The answer is that it works pretty similarly, but GPUs usually do this in specialized hardware whereas mmap'ing of files for DMA-style access is implemented mostly in software.

https://insujang.github.io/2017-04-27/gpu-architecture-overv... has a pretty good visual of what's doing what for GPU DMA. You can imagine much of what happens here is almost pure software for mmap'd files.

remram · on Jan 23, 2021

You'd need a way to indicate when you start and end overwriting the page. You need to avoid the page being swapped out mid-overwrite and not read back in. You'd also pay a penalty for zeroing it when it gets mapped pre-overwrite. The map primitives are just not meant for this.

rini17 · on Jan 23, 2021

I think on Linux there's madvise syscall with "remove" flag, which you can issue on memory pages you intend to completely overwrite. I have no idea on performance or other practical issues.

KMag · on Jan 24, 2021

Oracle's JVM allocates your maximum heap size at startup, but these pages aren't actually assigned to either swap space or RAM pages until the first time they're written to (or read, but unless there's a bug in the JVM, it's not reading uninitialized memory), which triggers a page fault.

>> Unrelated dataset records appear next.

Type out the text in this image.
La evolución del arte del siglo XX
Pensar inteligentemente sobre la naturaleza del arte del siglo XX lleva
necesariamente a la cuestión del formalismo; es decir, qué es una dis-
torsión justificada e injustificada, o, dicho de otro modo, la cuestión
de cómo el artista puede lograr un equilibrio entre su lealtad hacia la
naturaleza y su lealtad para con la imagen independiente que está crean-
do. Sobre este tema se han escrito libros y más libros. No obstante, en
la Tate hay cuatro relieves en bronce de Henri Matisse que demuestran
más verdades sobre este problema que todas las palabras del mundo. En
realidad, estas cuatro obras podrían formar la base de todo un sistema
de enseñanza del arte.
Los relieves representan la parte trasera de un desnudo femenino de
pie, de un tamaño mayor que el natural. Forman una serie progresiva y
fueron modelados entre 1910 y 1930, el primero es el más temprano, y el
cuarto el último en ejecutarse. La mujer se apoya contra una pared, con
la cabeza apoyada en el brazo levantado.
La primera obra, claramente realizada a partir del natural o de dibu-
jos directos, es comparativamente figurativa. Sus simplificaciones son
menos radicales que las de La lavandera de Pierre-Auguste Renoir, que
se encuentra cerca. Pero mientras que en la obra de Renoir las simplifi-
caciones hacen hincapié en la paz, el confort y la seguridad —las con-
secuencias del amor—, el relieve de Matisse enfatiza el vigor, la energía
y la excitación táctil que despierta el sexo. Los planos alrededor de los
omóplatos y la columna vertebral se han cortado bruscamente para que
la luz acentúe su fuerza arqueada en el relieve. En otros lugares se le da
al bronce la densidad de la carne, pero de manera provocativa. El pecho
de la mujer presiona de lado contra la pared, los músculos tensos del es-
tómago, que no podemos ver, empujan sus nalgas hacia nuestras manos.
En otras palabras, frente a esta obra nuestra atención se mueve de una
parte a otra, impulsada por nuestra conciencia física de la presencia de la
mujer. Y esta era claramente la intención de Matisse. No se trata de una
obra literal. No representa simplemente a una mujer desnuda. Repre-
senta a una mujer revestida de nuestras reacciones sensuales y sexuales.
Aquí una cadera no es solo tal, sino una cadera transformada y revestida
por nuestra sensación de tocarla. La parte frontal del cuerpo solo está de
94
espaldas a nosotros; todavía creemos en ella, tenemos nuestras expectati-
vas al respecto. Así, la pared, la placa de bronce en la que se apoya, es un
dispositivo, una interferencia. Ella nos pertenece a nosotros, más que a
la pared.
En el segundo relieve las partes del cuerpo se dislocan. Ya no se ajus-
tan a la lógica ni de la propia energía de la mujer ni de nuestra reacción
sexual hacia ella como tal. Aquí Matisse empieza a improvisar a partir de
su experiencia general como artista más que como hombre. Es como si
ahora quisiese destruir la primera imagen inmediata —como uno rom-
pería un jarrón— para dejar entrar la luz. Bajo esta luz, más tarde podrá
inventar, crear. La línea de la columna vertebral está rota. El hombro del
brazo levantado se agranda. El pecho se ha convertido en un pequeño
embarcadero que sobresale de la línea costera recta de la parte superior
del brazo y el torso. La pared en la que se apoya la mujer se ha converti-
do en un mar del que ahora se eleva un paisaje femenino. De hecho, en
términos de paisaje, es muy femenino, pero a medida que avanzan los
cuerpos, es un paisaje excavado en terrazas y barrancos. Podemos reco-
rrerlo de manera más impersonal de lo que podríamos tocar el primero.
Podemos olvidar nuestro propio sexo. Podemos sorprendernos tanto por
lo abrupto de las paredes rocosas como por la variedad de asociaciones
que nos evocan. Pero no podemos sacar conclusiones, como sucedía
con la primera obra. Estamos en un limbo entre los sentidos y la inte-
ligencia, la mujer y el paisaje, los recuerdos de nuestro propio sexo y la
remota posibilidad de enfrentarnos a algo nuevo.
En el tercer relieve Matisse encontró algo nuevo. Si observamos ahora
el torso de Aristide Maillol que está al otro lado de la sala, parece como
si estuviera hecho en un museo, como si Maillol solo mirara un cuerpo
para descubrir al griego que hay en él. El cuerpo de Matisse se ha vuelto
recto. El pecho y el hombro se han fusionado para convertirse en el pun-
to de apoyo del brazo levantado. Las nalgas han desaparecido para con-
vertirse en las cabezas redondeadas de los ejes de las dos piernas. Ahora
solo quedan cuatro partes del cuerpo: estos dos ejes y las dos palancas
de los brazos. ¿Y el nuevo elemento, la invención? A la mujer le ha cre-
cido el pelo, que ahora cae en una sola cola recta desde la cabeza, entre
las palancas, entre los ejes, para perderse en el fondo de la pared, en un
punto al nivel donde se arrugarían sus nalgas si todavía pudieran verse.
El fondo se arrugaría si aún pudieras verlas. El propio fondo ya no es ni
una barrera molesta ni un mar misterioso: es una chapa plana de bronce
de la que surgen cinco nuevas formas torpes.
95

If the heap usage was high, and drops enough (maybe also needs to stay low for some time period), then Oracle's JVM will release some of the pages back to the OS using madvise, so they go back to using neither RAM nor swap space. On the one hand, the JVM should avoid repeatedly releasing pages back to the OS and then page faulting them back in moments later, but on the other, it shouldn't hold on to pages forever just because it needed them for a short time.

rini17 · on Jan 24, 2021

This has no relevance to parent's issue: how to avoid reads that cause expensive page faults when writing to a file-backed page.

KMag · on Jan 25, 2021

Yea, I misread "issues" as "uses". Sorry.

monocasa · on Jan 23, 2021

As other have said, you need hardware support to do this similarly to how GPUs do it.

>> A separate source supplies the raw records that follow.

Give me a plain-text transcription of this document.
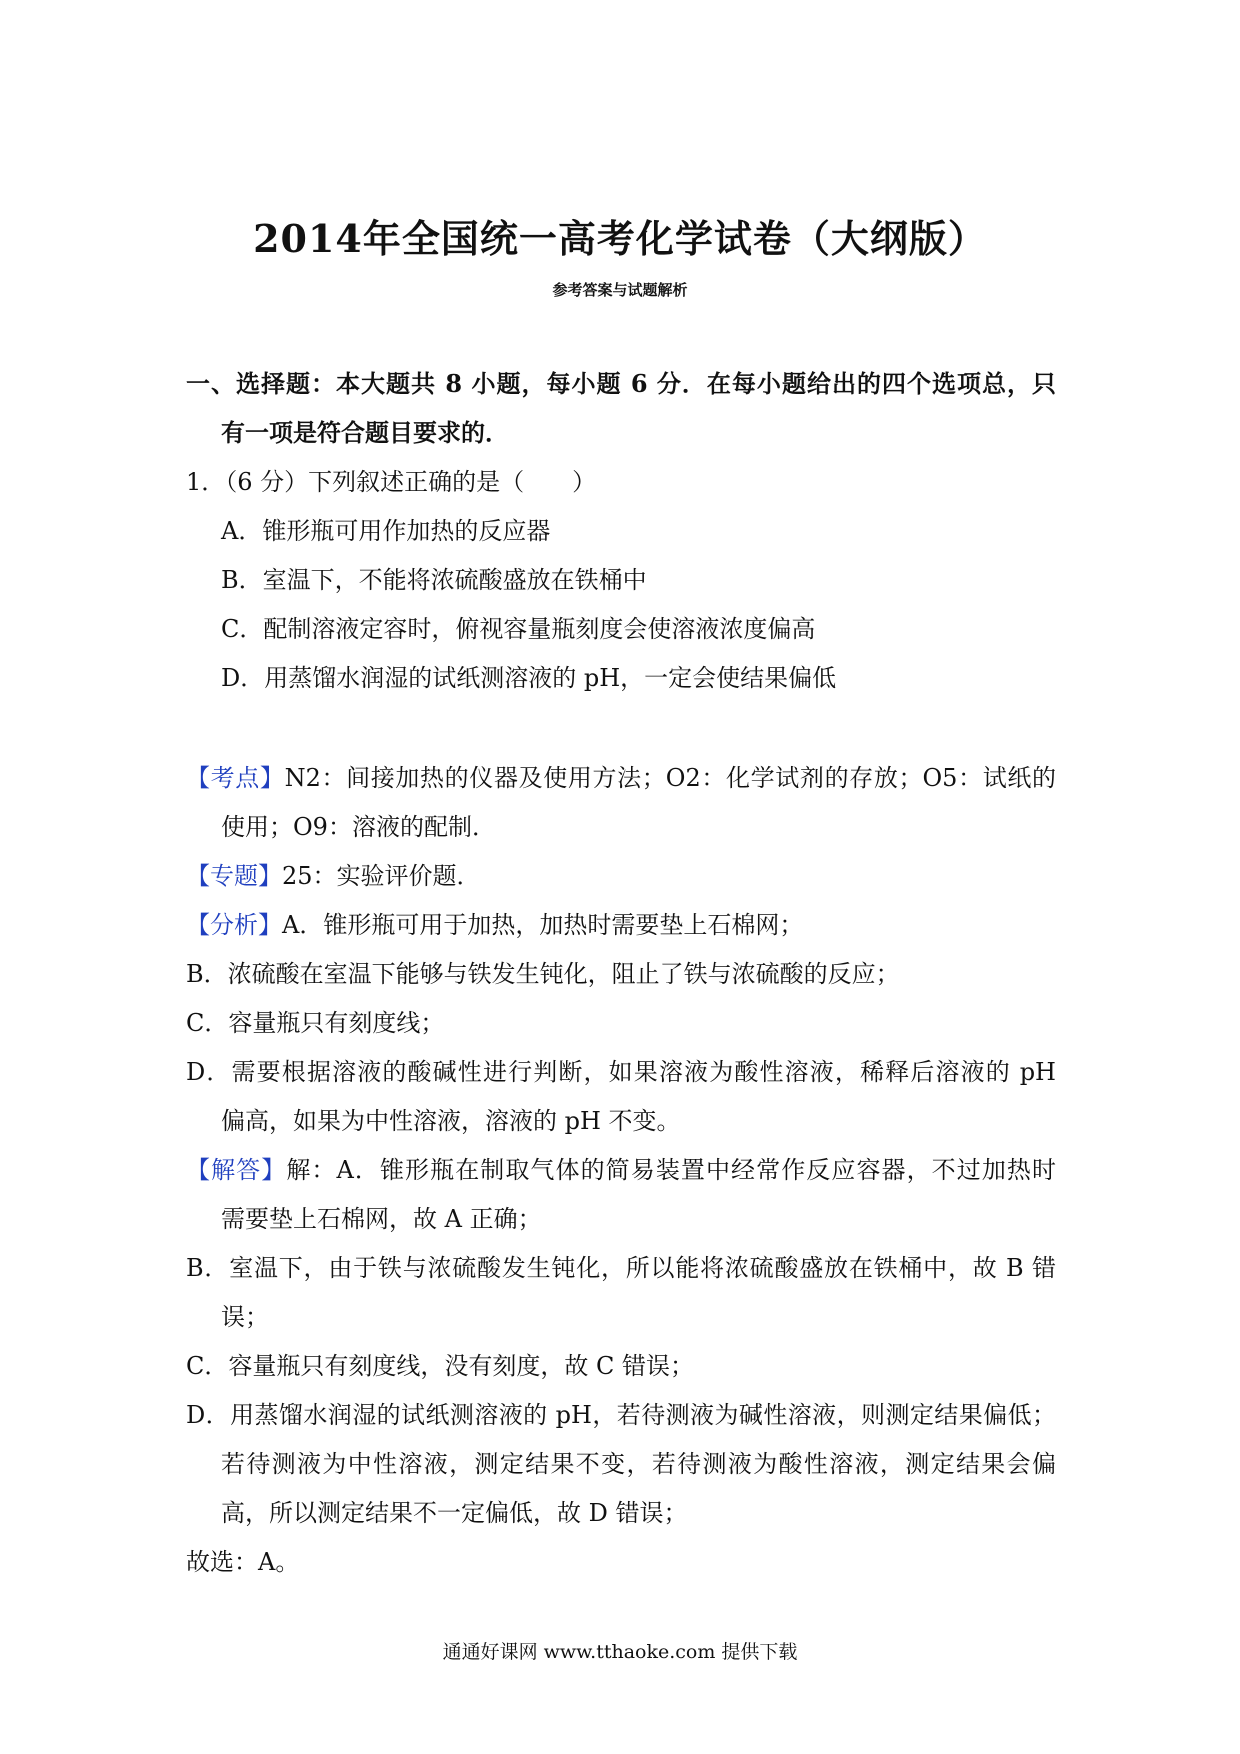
2014年全国统一高考化学试卷（大纲版）
参考答案与试题解析
一、选择题：本大题共 8 小题，每小题 6 分．在每小题给出的四个选项总，只
有一项是符合题目要求的．
1．（6 分）下列叙述正确的是（　　）
A．锥形瓶可用作加热的反应器
B．室温下，不能将浓硫酸盛放在铁桶中
C．配制溶液定容时，俯视容量瓶刻度会使溶液浓度偏高
D．用蒸馏水润湿的试纸测溶液的 pH，一定会使结果偏低
【考点】N2：间接加热的仪器及使用方法；O2：化学试剂的存放；O5：试纸的
使用；O9：溶液的配制．
【专题】25：实验评价题．
【分析】A．锥形瓶可用于加热，加热时需要垫上石棉网；
B．浓硫酸在室温下能够与铁发生钝化，阻止了铁与浓硫酸的反应；
C．容量瓶只有刻度线；
D．需要根据溶液的酸碱性进行判断，如果溶液为酸性溶液，稀释后溶液的 pH
偏高，如果为中性溶液，溶液的 pH 不变。
【解答】解：A．锥形瓶在制取气体的简易装置中经常作反应容器，不过加热时
需要垫上石棉网，故 A 正确；
B．室温下，由于铁与浓硫酸发生钝化，所以能将浓硫酸盛放在铁桶中，故 B 错
误；
C．容量瓶只有刻度线，没有刻度，故 C 错误；
D．用蒸馏水润湿的试纸测溶液的 pH，若待测液为碱性溶液，则测定结果偏低；
若待测液为中性溶液，测定结果不变，若待测液为酸性溶液，测定结果会偏
高，所以测定结果不一定偏低，故 D 错误；
故选：A。
通通好课网 www.tthaoke.com 提供下载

That being said, that hardware support exists with NVDIMMs.

ww520 · on Jan 23, 2021

I believe GPU solves this by having read only and write only buffers in the rendering pipeline.

KMag · on Jan 23, 2021

I think the main problem with mmap'd writes is that they're blocking and synchronous.

I presume most database record writes are smaller than a page. In that case, other methods (unless you're using O_DIRECT, which ads its own difficulties) still have the kernel read a whole page of memory into the page cache before writing the selected bytes. So, unless you're using O_DIRECT for your writes, you're still triggering the exact same read-modify-write, it's just that with the file APIs you can use async I/O or use select/poll/epoll/kqueue, etc. to avoid these necessary reads from blocking your writer thread.

tayo42 · on Jan 23, 2021

Is the trade off in varnish worth it? Workloads for a cache should be pretty read heavy, writes should be infrequent unless it's being filled for the first time

perbu · on Jan 24, 2021

For the general case? No. Varnish retained it's mmap backend so you could still chose to use it if you have a load that required it.

For the general case, where writes are somewhat frequent and the dataset is pretty small the malloc backend was a lot more performant, once we figured out the the default implementation of malloc in Glibc was pretty shit (wrt overhead).